2:16 PM CDT, July 11, 2011
There are so many White Sox players to rip thse days --- jeez, all year --- after they dumped three of four to a Twins team that is worse than the Sox, which followed dumping two of three against a Royals team that is worse than everybody in the division and the wholeAmerican League.
Oh yeah, all of this was at home. Seven games against Central Division opponents, and the Sox drop five of them, provoing that Adam Dunn’s home run against the Royals was as much a fluke as Alexei Ramirez’s game-ending single in the 10th against the Twins.
Anyway, there are a lot of Sox targets, and you really can’t go wrong once with any of them, but today I’m hating onAlex Rios.
I don’t know if he’s the worst big-salaried player in baseball, but he’s certainly in the starting lineup, and, folks, that’s the only starting lineup he should be in right now. He needs to go away during the All-Star break and never come back.
Rios has become as lame and stupid in the field as at the plate. Either that, or he just quit and nobody’s doing anything about it.
Rios’ offensive numbers are preposterously bad: a .213 batting average, a .309 slugging percentage and a .572 on-base-plus slugging percentage. Some perspective on how preposterously bad he is: All those numbers are worse than Juan Pierre’s. No lie. True fact. Rios is worse than one of the most useless players in the majors, which makes Rios, I don’t know, what’s below useless?
But wait. It gets worse with this guy.
If you’re going to stink at the plate, then at least catch the ball and do something smart with it. Gordon Beckham might be overrated, overpromoted and overmatched against big-league pitching, but his offensive ineptitude hasn’t stopped him from making plays at second, some of them spectacularly so.
Rios? Yeesh. He’s either bad or heartless, or both. His season has included a lack of hustle and some nonchalance that has resulted in dropped fly balls. His week included a bad attempt at bringing back a home run that he would’ve caught every year before this and then his week ended with some killer stupidity in the 6-3 loss to the Twins on Sunday.
Rios overthrew the cutoff man --- several of them, I believe --- in the critical fifth inning to allow Danny Valencia to take second. If Rios had a brain, he would’ve made the right throw to keep Valencia at first, then the Sox infield wouldn’t have been forced to play in, and then Ramirez gets a ground ball to end the inning. Instead, the Sox shortstop is forced to dive futilely, and the decisive run scores while setting up an insurance run right behind it.

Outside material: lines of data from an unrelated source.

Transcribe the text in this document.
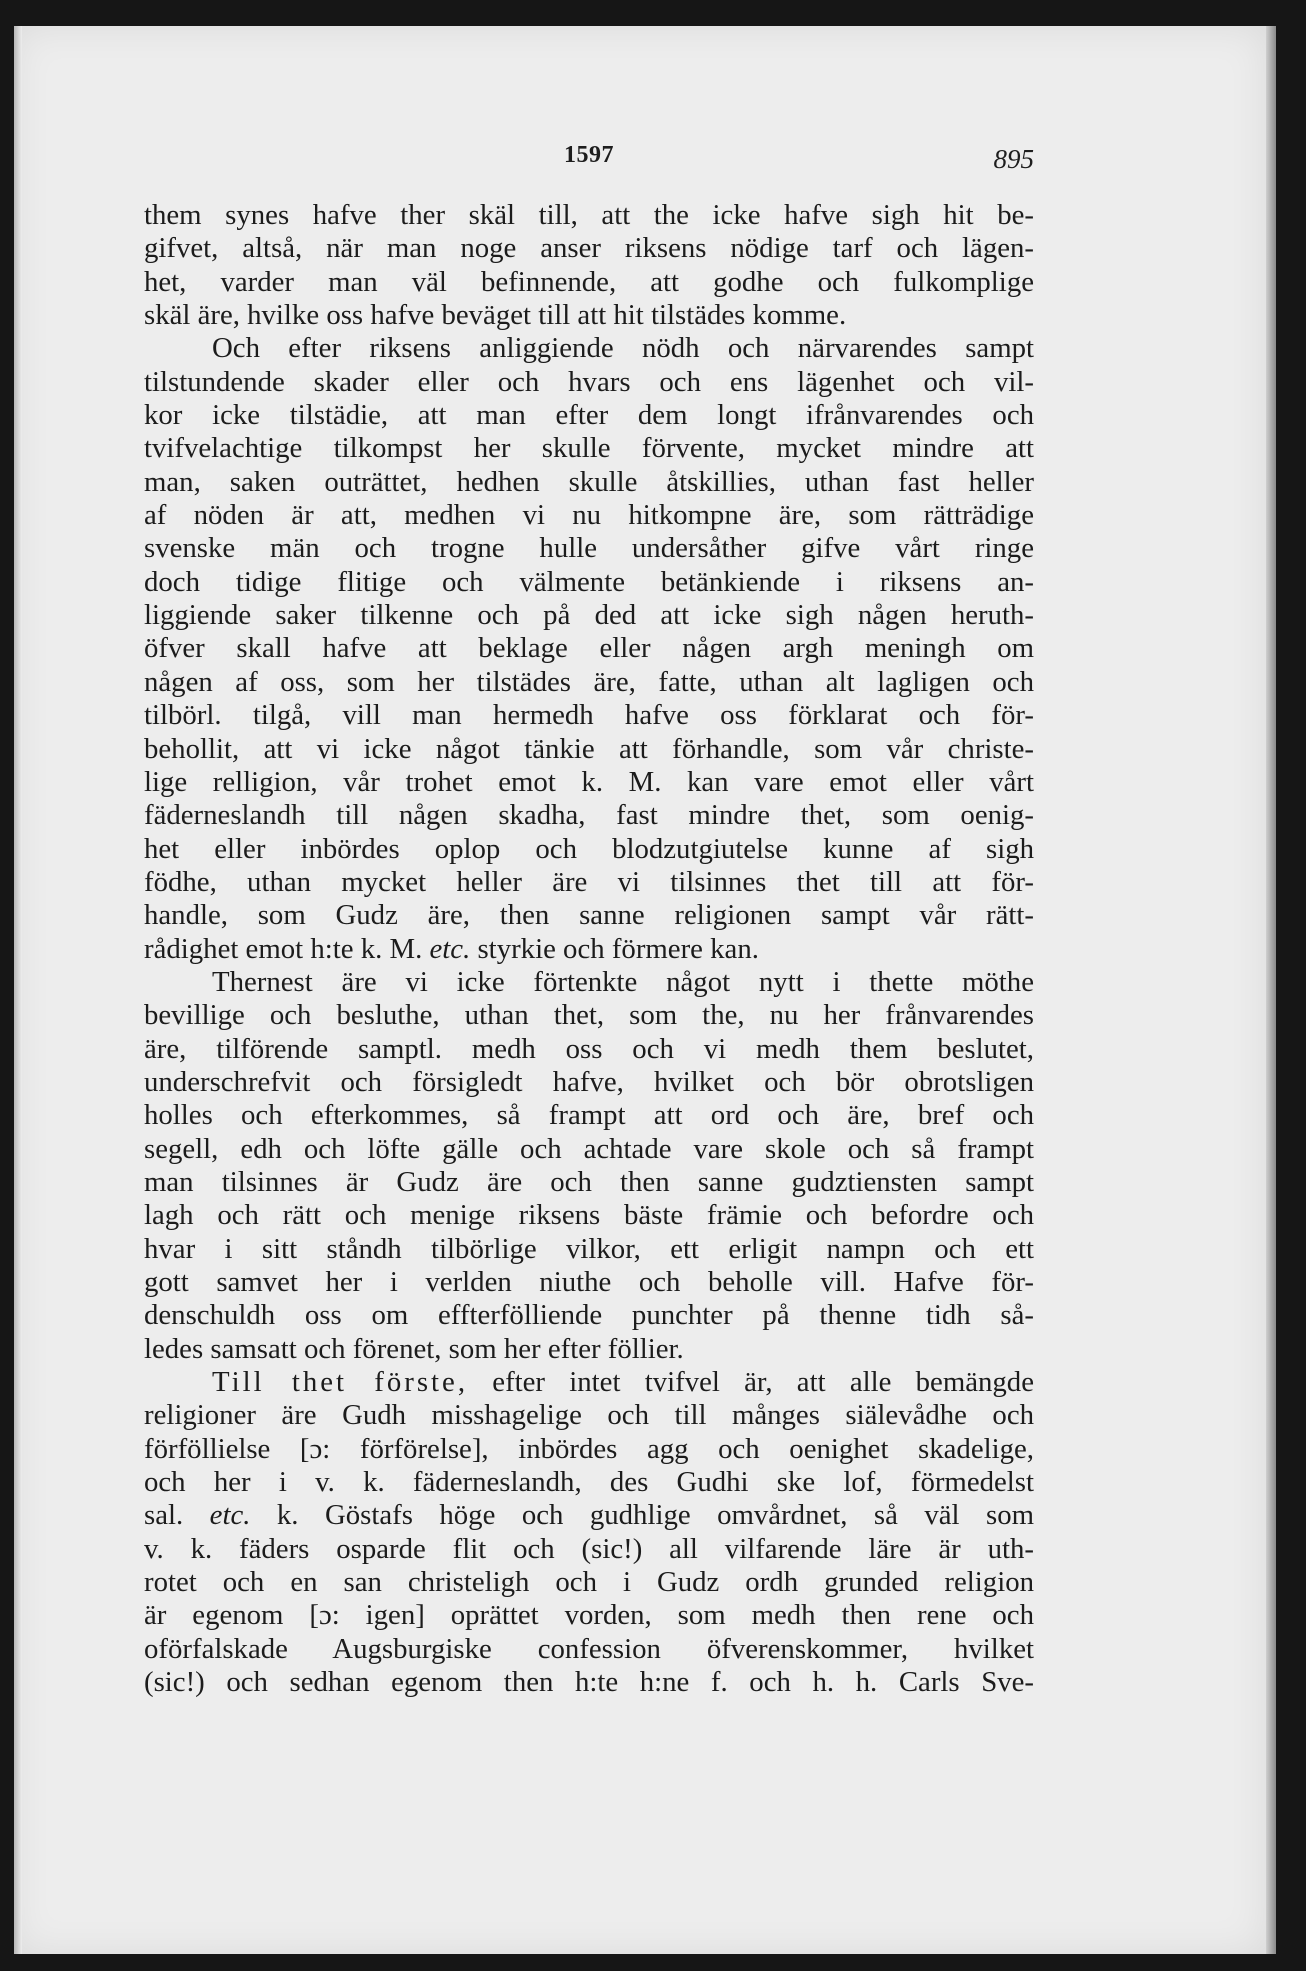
1597	895
them synes hafve ther skäl till, att the icke hafve sigh hit be-
gifvet, altså, när man noge anser riksens nödige tarf och lägen-
het, varder man väl befinnende, att godhe och fulkomplige
skäl äre, hvilke oss hafve beväget till att hit tilstädes komme.
Och efter riksens anliggiende nödh och närvarendes sampt
tilstundende skader eller och hvars och ens lägenhet och vil-
kor icke tilstädie, att man efter dem longt ifrånvarendes och
tvifvelachtige tilkompst her skulle förvente, mycket mindre att
man, saken outrättet, hedhen skulle åtskillies, uthan fast heller
af nöden är att, medhen vi nu hitkompne äre, som rätträdige
svenske män och trogne hulle undersåther gifve vårt ringe
doch tidige flitige och välmente betänkiende i riksens an-
liggiende saker tilkenne och på ded att icke sigh någen heruth-
öfver skall hafve att beklage eller någen argh meningh om
någen af oss, som her tilstädes äre, fatte, uthan alt lagligen och
tilbörl. tilgå, vill man hermedh hafve oss förklarat och för-
behollit, att vi icke något tänkie att förhandle, som vår christe-
lige relligion, vår trohet emot k. M. kan vare emot eller vårt
fäderneslandh till någen skadha, fast mindre thet, som oenig-
het eller inbördes oplop och blodzutgiutelse kunne af sigh
födhe, uthan mycket heller äre vi tilsinnes thet till att för-
handle, som Gudz äre, then sanne religionen sampt vår rätt-
rådighet emot h:te k. M. etc. styrkie och förmere kan.
Thernest äre vi icke förtenkte något nytt i thette möthe
bevillige och besluthe, uthan thet, som the, nu her frånvarendes
äre, tilförende samptl. medh oss och vi medh them beslutet,
underschrefvit och försigledt hafve, hvilket och bör obrotsligen
holles och efterkommes, så frampt att ord och äre, bref och
segell, edh och löfte gälle och achtade vare skole och så frampt
man tilsinnes är Gudz äre och then sanne gudztiensten sampt
lagh och rätt och menige riksens bäste främie och befordre och
hvar i sitt ståndh tilbörlige vilkor, ett erligit nampn och ett
gott samvet her i verlden niuthe och beholle vill. Hafve för-
denschuldh oss om effterfölliende punchter på thenne tidh så-
ledes samsatt och förenet, som her efter föllier.
Till thet förste, efter intet tvifvel är, att alle bemängde
religioner äre Gudh misshagelige och till månges siälevådhe och
förföllielse [ɔ: förförelse], inbördes agg och oenighet skadelige,
och her i v. k. fäderneslandh, des Gudhi ske lof, förmedelst
sal. etc. k. Göstafs höge och gudhlige omvårdnet, så väl som
v. k. fäders osparde flit och (sic!) all vilfarende läre är uth-
rotet och en san christeligh och i Gudz ordh grunded religion
är egenom [ɔ: igen] oprättet vorden, som medh then rene och
oförfalskade Augsburgiske confession öfverenskommer, hvilket
(sic!) och sedhan egenom then h:te h:ne f. och h. h. Carls Sve-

Why is this guy still starting for the Sox? I’ll hang and listen for another lame excuse.
I don’t think that benching Rios immediately turns around the Sox, but it’s a start,a nd wouldn’t we all feel better if the Sox’s lineup was determined by merit instead of money?

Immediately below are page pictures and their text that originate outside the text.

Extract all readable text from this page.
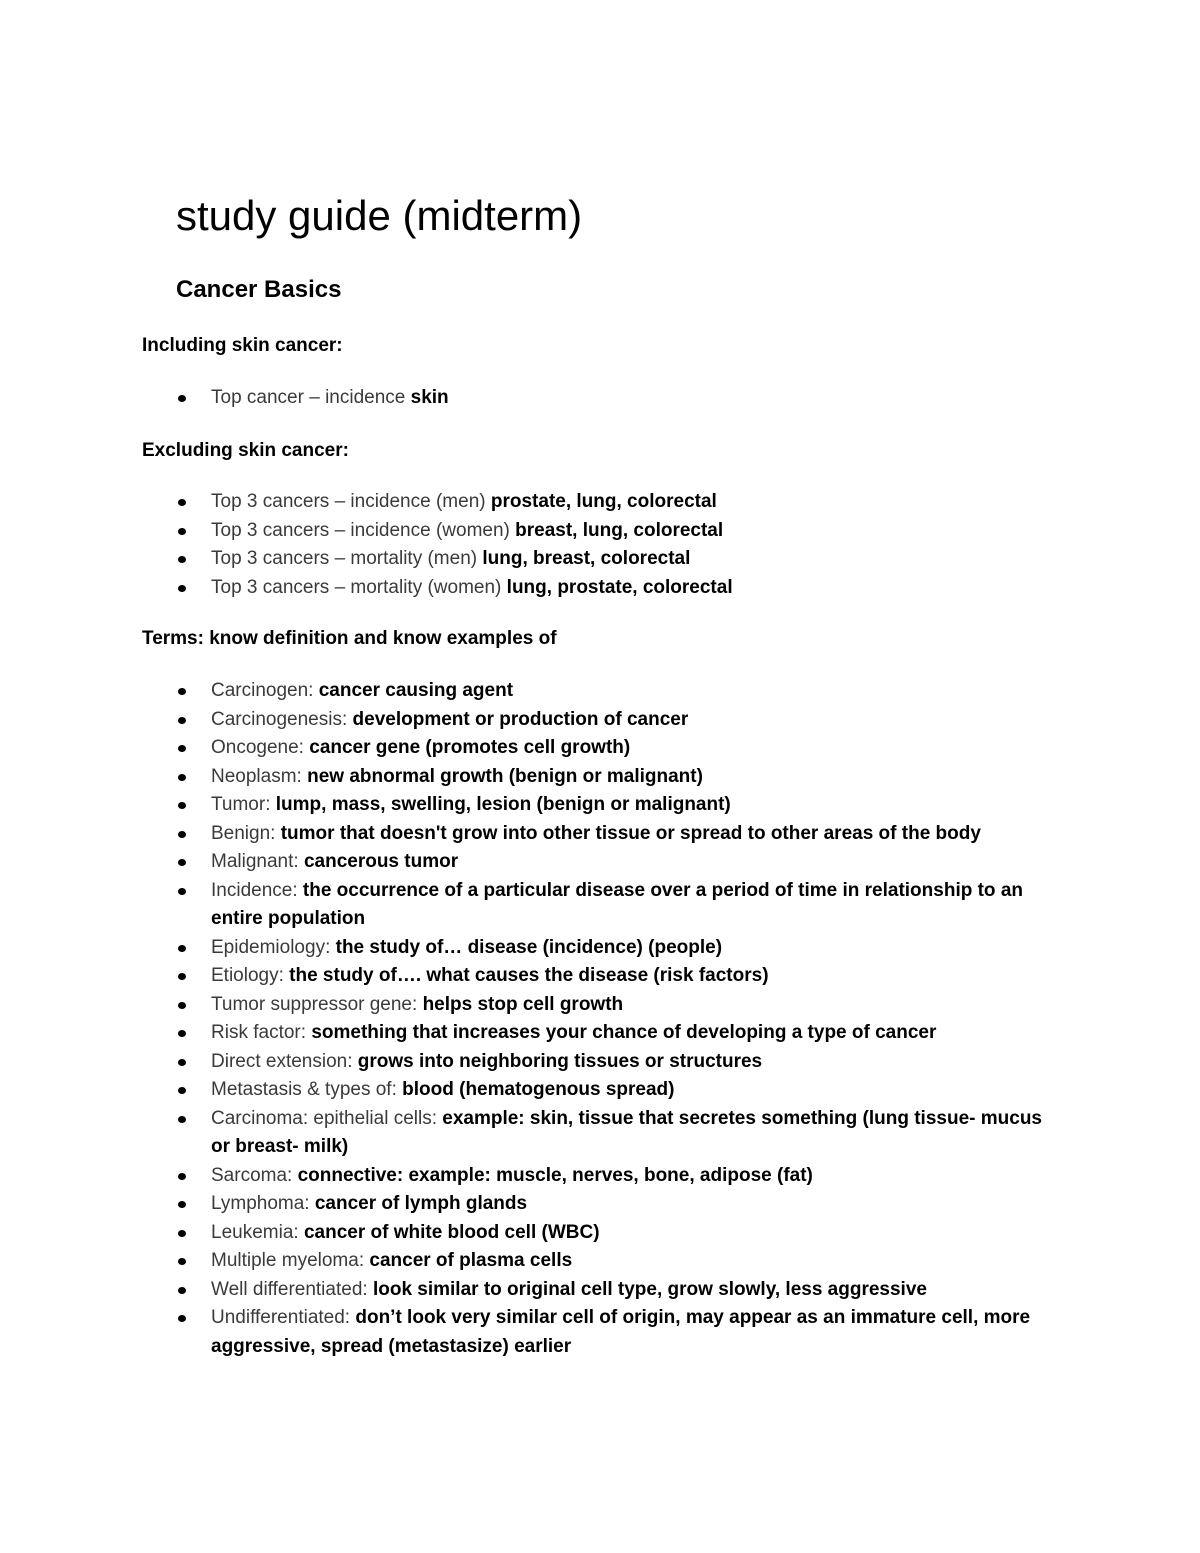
study guide (midterm)
Cancer Basics
Including skin cancer:
Top cancer – incidence skin
Excluding skin cancer:
Top 3 cancers – incidence (men) prostate, lung, colorectal
Top 3 cancers – incidence (women) breast, lung, colorectal
Top 3 cancers – mortality (men) lung, breast, colorectal
Top 3 cancers – mortality (women) lung, prostate, colorectal
Terms: know definition and know examples of
Carcinogen: cancer causing agent
Carcinogenesis: development or production of cancer
Oncogene: cancer gene (promotes cell growth)
Neoplasm: new abnormal growth (benign or malignant)
Tumor: lump, mass, swelling, lesion (benign or malignant)
Benign: tumor that doesn't grow into other tissue or spread to other areas of the body
Malignant: cancerous tumor
Incidence: the occurrence of a particular disease over a period of time in relationship to an entire population
Epidemiology: the study of… disease (incidence) (people)
Etiology: the study of…. what causes the disease (risk factors)
Tumor suppressor gene: helps stop cell growth
Risk factor: something that increases your chance of developing a type of cancer
Direct extension: grows into neighboring tissues or structures
Metastasis & types of: blood (hematogenous spread)
Carcinoma: epithelial cells: example: skin, tissue that secretes something (lung tissue- mucus or breast- milk)
Sarcoma: connective: example: muscle, nerves, bone, adipose (fat)
Lymphoma: cancer of lymph glands
Leukemia: cancer of white blood cell (WBC)
Multiple myeloma: cancer of plasma cells
Well differentiated: look similar to original cell type, grow slowly, less aggressive
Undifferentiated: don’t look very similar cell of origin, may appear as an immature cell, more aggressive, spread (metastasize) earlier
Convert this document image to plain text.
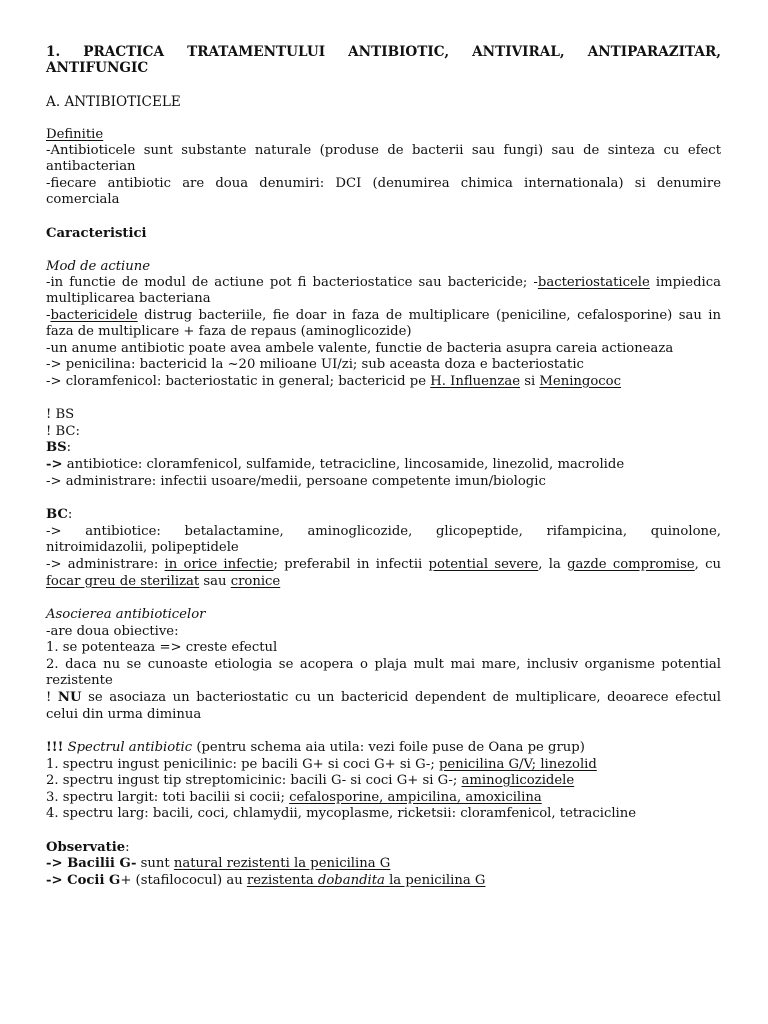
1. PRACTICA TRATAMENTULUI ANTIBIOTIC, ANTIVIRAL, ANTIPARAZITAR,
ANTIFUNGIC
A. ANTIBIOTICELE
Definitie
-Antibioticele sunt substante naturale (produse de bacterii sau fungi) sau de sinteza cu efect
antibacterian
-fiecare antibiotic are doua denumiri: DCI (denumirea chimica internationala) si denumire
comerciala
Caracteristici
Mod de actiune
-in functie de modul de actiune pot fi bacteriostatice sau bactericide; -bacteriostaticele impiedica
multiplicarea bacteriana
-bactericidele distrug bacteriile, fie doar in faza de multiplicare (peniciline, cefalosporine) sau in
faza de multiplicare + faza de repaus (aminoglicozide)
-un anume antibiotic poate avea ambele valente, functie de bacteria asupra careia actioneaza
-> penicilina: bactericid la ~20 milioane UI/zi; sub aceasta doza e bacteriostatic
-> cloramfenicol: bacteriostatic in general; bactericid pe H. Influenzae si Meningococ
! BS
! BC:
BS:
-> antibiotice: cloramfenicol, sulfamide, tetracicline, lincosamide, linezolid, macrolide
-> administrare: infectii usoare/medii, persoane competente imun/biologic
BC:
-> antibiotice: betalactamine, aminoglicozide, glicopeptide, rifampicina, quinolone,
nitroimidazolii, polipeptidele
-> administrare: in orice infectie; preferabil in infectii potential severe, la gazde compromise, cu
focar greu de sterilizat sau cronice
Asocierea antibioticelor
-are doua obiective:
1. se potenteaza => creste efectul
2. daca nu se cunoaste etiologia se acopera o plaja mult mai mare, inclusiv organisme potential
rezistente
! NU se asociaza un bacteriostatic cu un bactericid dependent de multiplicare, deoarece efectul
celui din urma diminua
!!! Spectrul antibiotic (pentru schema aia utila: vezi foile puse de Oana pe grup)
1. spectru ingust penicilinic: pe bacili G+ si coci G+ si G-; penicilina G/V; linezolid
2. spectru ingust tip streptomicinic: bacili G- si coci G+ si G-; aminoglicozidele
3. spectru largit: toti bacilii si cocii; cefalosporine, ampicilina, amoxicilina
4. spectru larg: bacili, coci, chlamydii, mycoplasme, ricketsii: cloramfenicol, tetracicline
Observatie:
-> Bacilii G- sunt natural rezistenti la penicilina G
-> Cocii G+ (stafilococul) au rezistenta dobandita la penicilina G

Truth is, I wrote off the Sox on May 2 because there is no season long enough for these guys to win anything. I wrote then that general manager Kenny Williams had better start selling off parts and changing things. The Sox had no offense, no bullpen, no chance against AL Central teams, and were placing a bunch of hope on Jake Peavy, trying to keep him healthy and on schedule to pitch Game 1 of the playoffs.
No lie. I swear. That’s what Don Cooper said: Peavy, playoff opener, starter. How’s that working out for the guy with the glass body? Peavy will need a lot of body parts transplanted to make the postseason. Jeez, the way Peavy’s losing altitude having to pitch every fifth or sixth day, the guy’s can’t be wheeled out and unwrapped and counted on unless baseball goes to an NFL schedule.
And another thing: How silly does Peavy sound now with all his yammering about everybody’s needing more intensity and that’s all the Sox need, more intensity, and just be more intense from the first pitch and intensity is everything and --- no, Jake, intensity is a lame default setting, and you, Jake, are a perfect example of why intensity doesn’t mean squat when compared to ability and brains.
Sorry, I digressed. I just get so intense sometimes. Anyway, back to Rios’ lack of ability and brains. He’s not the only Sox player in that exclusive club, but he has become particularly aggravating. He has stunk at the plate, and now has become a waste in the field, and he’s still costing the Sox more than the Indians roster.
No lie. True thing. Rios is owed $50 million this season, next season, season after that, and after that through a $1 million buyout in 2015. Cleveland’s opening day payroll was $49.4 million.
And he’s your White Sox starting center fielder.
The only people more humiliated than Rios ought to be Kenny Williams for taking on an Alfonso Soriano-like albatross and manager Ozzie Guillen for playing this stiff.